Tidak ada sanggahan, itu artinya Mirza mengizinkan Tuan Bahadir untuk melanjutkan ceritanya.
"Waktu itu tunangan anak saya juga meninggal karena seseorang, setelah itu dia menikahinya hanya untuk balas dendam."
Ungkapan itu murni yang dialami anak Tuan Bahadir, namun seperti sebuah sindiran bagi Mirza yang juga menikahi Haira hanya untuk balas dendam.

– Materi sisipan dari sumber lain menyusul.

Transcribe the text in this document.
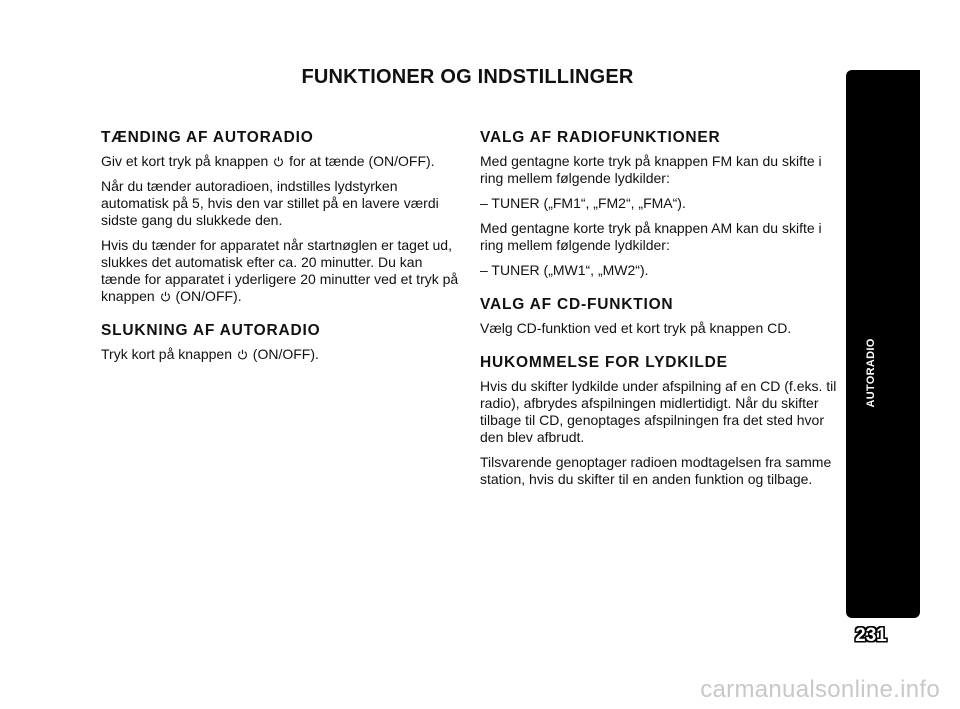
FUNKTIONER OG INDSTILLINGER
TÆNDING AF AUTORADIO

Giv et kort tryk på knappen for at tænde (ON/OFF).

Når du tænder autoradioen, indstilles lydstyrken automatisk på 5, hvis den var stillet på en lavere værdi sidste gang du slukkede den.

Hvis du tænder for apparatet når startnøglen er taget ud, slukkes det automatisk efter ca. 20 minutter. Du kan tænde for apparatet i yderligere 20 minutter ved et tryk på knappen (ON/OFF).

SLUKNING AF AUTORADIO

Tryk kort på knappen (ON/OFF).

VALG AF RADIOFUNKTIONER

Med gentagne korte tryk på knappen FM kan du skifte i ring mellem følgende lydkilder:

– TUNER („FM1“, „FM2“, „FMA“).

Med gentagne korte tryk på knappen AM kan du skifte i ring mellem følgende lydkilder:

– TUNER („MW1“, „MW2“).

VALG AF CD-FUNKTION

Vælg CD-funktion ved et kort tryk på knappen CD.

HUKOMMELSE FOR LYDKILDE

Hvis du skifter lydkilde under afspilning af en CD (f.eks. til radio), afbrydes afspilningen midlertidigt. Når du skifter tilbage til CD, genoptages afspilningen fra det sted hvor den blev afbrudt.

Tilsvarende genoptager radioen modtagelsen fra samme station, hvis du skifter til en anden funktion og tilbage.

AUTORADIO
231
carmanualsonline.info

"Lalu?" Mirza meletakkan kedua tangan nya di atas meja. Kali ini ia antusias mendengar cerita dari kliennya itu.
"Dia tidak ingin menjamah wanita di luaran, yang pastinya sudah dipakai banyak orang. Maka dari itu dia menikahi orang yang sudah membunuh calon menantu saya," imbuhnya.
Kejadian itu bahkan seperti sebuah foto kopi bagi Mirza saat ini. Sama persis, hanya saja, pembunuhan itu sengaja dan tidak.
"Setelah anak saya puas menghancurkan kehidupan perempuan itu, dia menceraikannya. Sekarang dia sudah menikah dengan perempuan yang dicintai. Ia sudah lega bisa membalaskan dendam atas kematian tunangannya."
Terdengar sangat keji, namun Mirza menyukainya, ia seperti mendapat jalan bagaimana harus memperlakukan Haira dengan tidak adil.
Ponsel milik Mirza berdering, ia segera mengangkatnya setelah melihat tulisan yang tertera di layar.
"Za, malam ini aku punya santapan empuk buat kamu. Dia model terkenal yang baru datang dari luar negeri," ucap seseorang dari seberang ponsel.
Mirza tak tertarik dengan itu semua, namun ia harus mencari pasangan hidup yang membuatnya lupa akan masa lalunya bersama Lunara. Tidak mungkin ia larut dalam kesedihan yang tidak bisa mengembalikan sang kekasih.
"Baiklah, nanti malam kita bertemu," jawab Mirza lalu menutup sambungannya.
Bersiaplah menerima hadiah dariku. Kehancuranmu adalah kesuksesan bagiku. Aku tidak akan membiarkanmu menikmati indahnya dunia.
Mirza mengepalkan kedua tangannya. Bibirnya tersenyum licik mengisyaratkan sesuatu.